LTC leaders sound off on the forthcoming 2005 White House Conference on Aging It happens every ten years-the presidential administration occupying the White House summons deep thinkers, experienced practitioners, association executives, advocates, and activists of every stripe to assemble in Washington, D.C., to hash out policy for dealing with the aging of America. This has produced eloquent pronouncements, penetrating observations, and reams of research data, all receiving national exposure in unusually concentrated form. No doubt each conference has influenced legislation and policy making during the subsequent decade in hundreds of ways. But no dramatic policy measure or law has yet to emerge from one.
This December the fifth such conference will occur. In terms of inspiring definitive action, will this one be different?
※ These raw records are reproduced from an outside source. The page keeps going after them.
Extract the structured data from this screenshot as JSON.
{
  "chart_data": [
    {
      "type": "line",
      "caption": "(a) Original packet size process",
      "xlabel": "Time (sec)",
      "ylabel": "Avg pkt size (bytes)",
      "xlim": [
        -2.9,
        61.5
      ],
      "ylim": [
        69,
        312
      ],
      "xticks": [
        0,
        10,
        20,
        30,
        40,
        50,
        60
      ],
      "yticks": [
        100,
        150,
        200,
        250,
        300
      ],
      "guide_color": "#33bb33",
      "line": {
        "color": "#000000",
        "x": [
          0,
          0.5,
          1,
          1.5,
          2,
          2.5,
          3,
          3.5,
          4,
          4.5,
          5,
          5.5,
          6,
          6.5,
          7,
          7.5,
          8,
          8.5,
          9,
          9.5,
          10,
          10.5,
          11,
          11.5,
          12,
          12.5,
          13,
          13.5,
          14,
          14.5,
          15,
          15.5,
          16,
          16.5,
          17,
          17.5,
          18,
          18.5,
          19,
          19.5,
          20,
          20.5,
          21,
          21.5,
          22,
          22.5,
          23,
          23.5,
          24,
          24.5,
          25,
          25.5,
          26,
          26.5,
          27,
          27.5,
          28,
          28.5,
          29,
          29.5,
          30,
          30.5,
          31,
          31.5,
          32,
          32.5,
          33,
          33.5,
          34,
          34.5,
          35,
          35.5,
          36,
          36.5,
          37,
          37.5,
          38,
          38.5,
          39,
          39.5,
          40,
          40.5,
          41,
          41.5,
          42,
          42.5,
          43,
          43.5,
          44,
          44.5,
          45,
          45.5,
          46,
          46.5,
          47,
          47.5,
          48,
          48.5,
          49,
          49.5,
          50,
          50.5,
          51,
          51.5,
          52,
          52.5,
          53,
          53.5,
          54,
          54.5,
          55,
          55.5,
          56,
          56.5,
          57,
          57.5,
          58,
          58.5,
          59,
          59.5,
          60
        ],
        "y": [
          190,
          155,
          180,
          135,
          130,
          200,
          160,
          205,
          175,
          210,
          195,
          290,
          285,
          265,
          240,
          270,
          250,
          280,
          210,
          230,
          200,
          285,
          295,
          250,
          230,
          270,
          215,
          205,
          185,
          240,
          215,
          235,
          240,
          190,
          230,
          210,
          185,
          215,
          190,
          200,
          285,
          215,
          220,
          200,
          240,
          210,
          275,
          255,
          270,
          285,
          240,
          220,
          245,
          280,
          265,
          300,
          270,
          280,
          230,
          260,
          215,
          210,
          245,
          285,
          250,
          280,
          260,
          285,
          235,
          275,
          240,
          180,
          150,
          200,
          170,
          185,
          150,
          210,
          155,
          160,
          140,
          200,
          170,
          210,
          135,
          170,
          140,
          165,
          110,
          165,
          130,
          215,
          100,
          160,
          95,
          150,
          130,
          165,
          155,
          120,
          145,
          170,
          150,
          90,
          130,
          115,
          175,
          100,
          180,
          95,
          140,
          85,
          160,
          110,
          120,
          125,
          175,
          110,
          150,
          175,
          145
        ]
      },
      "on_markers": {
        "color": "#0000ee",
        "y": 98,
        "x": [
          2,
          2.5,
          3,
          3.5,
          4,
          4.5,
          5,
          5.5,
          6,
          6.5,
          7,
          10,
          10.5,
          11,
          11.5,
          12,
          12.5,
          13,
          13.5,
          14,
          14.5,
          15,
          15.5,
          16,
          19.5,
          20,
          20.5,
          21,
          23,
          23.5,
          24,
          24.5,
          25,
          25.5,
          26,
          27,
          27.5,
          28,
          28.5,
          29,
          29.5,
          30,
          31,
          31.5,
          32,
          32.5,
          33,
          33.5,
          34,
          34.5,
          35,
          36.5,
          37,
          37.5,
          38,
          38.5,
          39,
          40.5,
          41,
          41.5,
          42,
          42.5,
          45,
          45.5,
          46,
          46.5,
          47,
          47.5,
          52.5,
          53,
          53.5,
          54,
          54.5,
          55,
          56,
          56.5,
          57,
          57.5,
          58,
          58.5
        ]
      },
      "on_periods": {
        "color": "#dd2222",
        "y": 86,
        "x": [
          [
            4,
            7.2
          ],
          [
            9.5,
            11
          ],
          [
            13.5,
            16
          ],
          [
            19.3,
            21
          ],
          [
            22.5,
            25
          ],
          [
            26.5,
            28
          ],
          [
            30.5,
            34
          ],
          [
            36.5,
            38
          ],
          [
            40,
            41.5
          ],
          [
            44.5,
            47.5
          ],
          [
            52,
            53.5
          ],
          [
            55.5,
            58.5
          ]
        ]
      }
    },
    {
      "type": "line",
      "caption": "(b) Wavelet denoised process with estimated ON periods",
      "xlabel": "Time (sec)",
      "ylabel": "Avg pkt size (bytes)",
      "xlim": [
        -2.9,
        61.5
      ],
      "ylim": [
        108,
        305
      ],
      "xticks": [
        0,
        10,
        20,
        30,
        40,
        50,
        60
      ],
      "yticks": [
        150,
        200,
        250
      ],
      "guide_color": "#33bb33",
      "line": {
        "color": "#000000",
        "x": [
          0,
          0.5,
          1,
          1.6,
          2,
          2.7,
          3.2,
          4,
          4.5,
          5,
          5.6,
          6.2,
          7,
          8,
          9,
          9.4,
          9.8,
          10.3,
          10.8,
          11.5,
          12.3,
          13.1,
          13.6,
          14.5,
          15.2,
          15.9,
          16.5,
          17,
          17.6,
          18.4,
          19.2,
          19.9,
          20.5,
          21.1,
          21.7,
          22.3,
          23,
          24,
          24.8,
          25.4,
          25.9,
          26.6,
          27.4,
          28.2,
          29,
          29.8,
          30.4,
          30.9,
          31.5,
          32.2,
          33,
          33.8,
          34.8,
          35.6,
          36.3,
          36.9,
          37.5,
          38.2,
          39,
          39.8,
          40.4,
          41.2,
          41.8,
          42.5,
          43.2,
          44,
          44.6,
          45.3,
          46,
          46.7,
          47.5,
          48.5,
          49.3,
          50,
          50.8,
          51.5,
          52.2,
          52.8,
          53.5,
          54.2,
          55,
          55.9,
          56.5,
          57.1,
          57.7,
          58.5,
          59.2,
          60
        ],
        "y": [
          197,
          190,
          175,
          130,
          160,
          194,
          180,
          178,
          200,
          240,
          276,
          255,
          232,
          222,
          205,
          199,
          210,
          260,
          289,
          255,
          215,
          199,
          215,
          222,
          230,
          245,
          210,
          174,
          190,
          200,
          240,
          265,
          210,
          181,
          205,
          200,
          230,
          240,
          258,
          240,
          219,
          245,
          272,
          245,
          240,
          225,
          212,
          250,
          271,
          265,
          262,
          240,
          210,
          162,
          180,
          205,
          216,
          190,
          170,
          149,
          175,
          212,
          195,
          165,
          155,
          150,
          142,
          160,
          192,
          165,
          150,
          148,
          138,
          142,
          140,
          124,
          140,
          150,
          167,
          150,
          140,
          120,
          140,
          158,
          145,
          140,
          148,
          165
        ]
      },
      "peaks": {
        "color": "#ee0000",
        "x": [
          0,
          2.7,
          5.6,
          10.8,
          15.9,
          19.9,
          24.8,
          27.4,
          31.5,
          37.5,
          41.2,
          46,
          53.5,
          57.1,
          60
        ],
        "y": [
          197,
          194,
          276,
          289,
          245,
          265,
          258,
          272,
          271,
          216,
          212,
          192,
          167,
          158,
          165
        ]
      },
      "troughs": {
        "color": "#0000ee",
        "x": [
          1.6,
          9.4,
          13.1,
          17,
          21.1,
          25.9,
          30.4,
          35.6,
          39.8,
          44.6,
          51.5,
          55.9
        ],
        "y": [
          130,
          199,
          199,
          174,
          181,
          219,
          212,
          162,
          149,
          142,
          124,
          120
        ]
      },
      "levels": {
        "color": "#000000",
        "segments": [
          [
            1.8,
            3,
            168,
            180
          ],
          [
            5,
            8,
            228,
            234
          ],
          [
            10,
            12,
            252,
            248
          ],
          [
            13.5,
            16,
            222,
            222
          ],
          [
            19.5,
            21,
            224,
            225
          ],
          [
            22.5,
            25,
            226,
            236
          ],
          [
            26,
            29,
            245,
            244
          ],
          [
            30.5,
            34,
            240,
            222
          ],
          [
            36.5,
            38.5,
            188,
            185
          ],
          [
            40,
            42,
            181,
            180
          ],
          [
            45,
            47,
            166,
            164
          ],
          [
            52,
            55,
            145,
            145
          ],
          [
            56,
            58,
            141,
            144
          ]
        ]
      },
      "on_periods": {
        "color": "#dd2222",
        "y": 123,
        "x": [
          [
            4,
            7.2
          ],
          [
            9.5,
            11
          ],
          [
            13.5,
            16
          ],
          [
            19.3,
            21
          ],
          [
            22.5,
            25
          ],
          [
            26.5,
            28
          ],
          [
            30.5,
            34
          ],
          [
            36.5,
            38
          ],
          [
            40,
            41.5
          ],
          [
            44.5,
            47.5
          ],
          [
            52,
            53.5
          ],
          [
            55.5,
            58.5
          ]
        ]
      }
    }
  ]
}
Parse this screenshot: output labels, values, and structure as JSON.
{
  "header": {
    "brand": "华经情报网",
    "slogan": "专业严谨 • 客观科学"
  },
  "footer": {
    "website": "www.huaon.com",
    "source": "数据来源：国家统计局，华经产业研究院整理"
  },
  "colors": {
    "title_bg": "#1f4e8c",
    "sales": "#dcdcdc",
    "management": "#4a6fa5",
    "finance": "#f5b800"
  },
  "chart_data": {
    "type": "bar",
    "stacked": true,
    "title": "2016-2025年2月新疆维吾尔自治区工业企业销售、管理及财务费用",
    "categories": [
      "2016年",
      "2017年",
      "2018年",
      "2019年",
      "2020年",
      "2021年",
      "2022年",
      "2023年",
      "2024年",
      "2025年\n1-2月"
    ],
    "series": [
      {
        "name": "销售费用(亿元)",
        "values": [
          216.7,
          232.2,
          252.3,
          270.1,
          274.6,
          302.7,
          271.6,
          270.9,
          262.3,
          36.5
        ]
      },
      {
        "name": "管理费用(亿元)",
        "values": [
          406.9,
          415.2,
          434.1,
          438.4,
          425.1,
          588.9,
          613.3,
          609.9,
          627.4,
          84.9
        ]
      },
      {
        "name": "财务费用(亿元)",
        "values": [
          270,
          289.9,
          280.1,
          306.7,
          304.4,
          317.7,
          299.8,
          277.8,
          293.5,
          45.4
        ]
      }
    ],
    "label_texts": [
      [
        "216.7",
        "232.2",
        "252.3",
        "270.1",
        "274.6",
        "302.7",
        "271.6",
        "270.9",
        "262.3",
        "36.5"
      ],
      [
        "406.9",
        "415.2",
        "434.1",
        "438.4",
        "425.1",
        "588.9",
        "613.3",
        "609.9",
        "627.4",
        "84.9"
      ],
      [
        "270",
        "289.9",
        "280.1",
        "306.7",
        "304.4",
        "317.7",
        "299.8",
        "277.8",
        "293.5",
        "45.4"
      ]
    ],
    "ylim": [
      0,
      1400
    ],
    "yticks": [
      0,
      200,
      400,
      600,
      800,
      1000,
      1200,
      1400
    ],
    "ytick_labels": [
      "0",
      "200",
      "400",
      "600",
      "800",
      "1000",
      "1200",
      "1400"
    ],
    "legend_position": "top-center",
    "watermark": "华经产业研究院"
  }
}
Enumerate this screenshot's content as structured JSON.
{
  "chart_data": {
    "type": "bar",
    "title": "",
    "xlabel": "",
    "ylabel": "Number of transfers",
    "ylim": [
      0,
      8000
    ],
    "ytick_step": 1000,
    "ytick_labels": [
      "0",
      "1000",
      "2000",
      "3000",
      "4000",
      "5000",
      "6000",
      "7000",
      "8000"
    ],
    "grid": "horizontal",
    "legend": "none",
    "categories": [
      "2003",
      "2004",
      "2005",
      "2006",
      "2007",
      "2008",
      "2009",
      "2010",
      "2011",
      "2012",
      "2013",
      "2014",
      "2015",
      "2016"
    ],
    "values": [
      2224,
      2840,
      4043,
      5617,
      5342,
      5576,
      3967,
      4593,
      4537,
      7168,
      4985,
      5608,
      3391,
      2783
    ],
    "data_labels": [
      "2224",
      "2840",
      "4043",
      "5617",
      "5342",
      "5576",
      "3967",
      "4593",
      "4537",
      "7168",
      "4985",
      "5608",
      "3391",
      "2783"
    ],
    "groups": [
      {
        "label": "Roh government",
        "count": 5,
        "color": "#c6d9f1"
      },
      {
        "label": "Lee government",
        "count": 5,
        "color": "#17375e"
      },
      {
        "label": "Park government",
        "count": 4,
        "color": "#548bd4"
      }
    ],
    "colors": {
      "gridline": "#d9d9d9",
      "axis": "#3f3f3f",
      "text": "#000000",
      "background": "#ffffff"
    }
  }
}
On the plus side is a slowly growing consensus in Washington that the aging of America is truly becoming a front-burner issue. Aside from the fact that the oldest baby boomers, born in 1946, are about to enter their 60s, there is the phenomenon of the boomers' parents requiring long-term care services in rapidly growing numbers. It seems safe to say that everyone "knows someone" having direct contact with long-term care. Each person has a story to tell, and it's often not a happy one. In short, the public imperative for action is almost upon us.
On the negative side is a political system distracted by war, budgetary deficits, strongly competing needs within healthcare and education, and powerful, often bitter, partisanship. This can frustrate good intentions, well-thought-out recommendations, and all but the most powerful of political upswells. Despite the demographic-and increasingly political-imperative, the fifth White House Conference on Aging could conceivably go the moderately influential way of the others.
If so, it won't be for lack of long-term care leaders speaking out. In April, a large cross section of them from all walks of life-providers, planners, insurers, and government and corporate officials-convened for what was billed as a "mini-conference" in preparation for the 2005 White House Conference on Aging. Three workgroups hammered out a set of specific recommendations for what all agreed was a national crisis (see "Recommendations at a Glance"). Subsequent to the release of the mini-conference's recommendations in August, several attendees offered further thoughts as they and others prepare for the official "march on Washington" in December.
Do you believe long-term care faces a crisis? Why or why not?
Carol Regan, Director, Health Care for Health Care Workers Institute, Paraprofessional Healthcare Institute, Bronx, New York: Yes, in many ways, but particularly regarding the workforce, a largely "invisible" issue that policy makers, employers, consumers, and worker advocates are beginning to address. There is a huge "care gap": Between 2000 and 2030, our elderly population (age 65 and older) will more than double, increasing by 104%. In the current decade alone, the U.S. Bureau of Labor Statistics projects that the demand for direct-care workers serving long-term care clients will increase by more than40%-requiring an additional 800,000 direct-care workers.
Less understood is that the growth in the traditional supply of direct-care workers-women aged 25 to 44-will slow dramatically. Between 2000 and 2030, the number of women in this age group will increase by only 7%. In fact, during the current decade, the number of women aged 25 to 44 in the entire civilian workforce will increase by only 400,000 workers.
Stephen McConnell, Senior Vice-President for Advocacy and Public Policy, Alzheimer's Association, Chicago: It is a serious crisis. We have the absence of a coherent financing system, the aging of the baby boomers, demand pressures on Medicaid, worker shortages, and a head-in-the-sand attitude of national leaders.
Todd Smith, Director of Legislative Policy and Analysis, American Health Care Association/National Center for Assisted Living (AHCA/NCAL), Washington, D.C.: Medicaid is in crisis, and this has serious implications for long-term care. Proof is in the rising costs of Medicaid, which pays the bills for two out of three individuals needing nursing facility care. According to a 2005 BDO Seidman study,1 government (state and federal) does not fund the full costs of care, thus:
- the average shortfall in Medicaid nursing home reimbursement was $12.58 per Medicaid patient day;
- the daily reimbursement shortfall increased by approximately 9% from 2001 to 2002 (about 39% in the four years from 1999 to 2002); and
- unreimbursed Medicaid allowable costs were estimated at $4.5 billion nationally.
This situation will only get worse in the future because of our nation's rapidly aging population. Even with steep underpayment for services by Medicaid, several government reports2 have noted that long-term care quality is on the rise-yet these gains will be hard to maintain if shortfalls persist.
How might financing of long-term care be improved?
Regan: To address this workforce crisis, adequate funds need to be invested to guarantee a living wage for the millions of mostly women workers, as well as health benefits, training, and career ladder opportunities.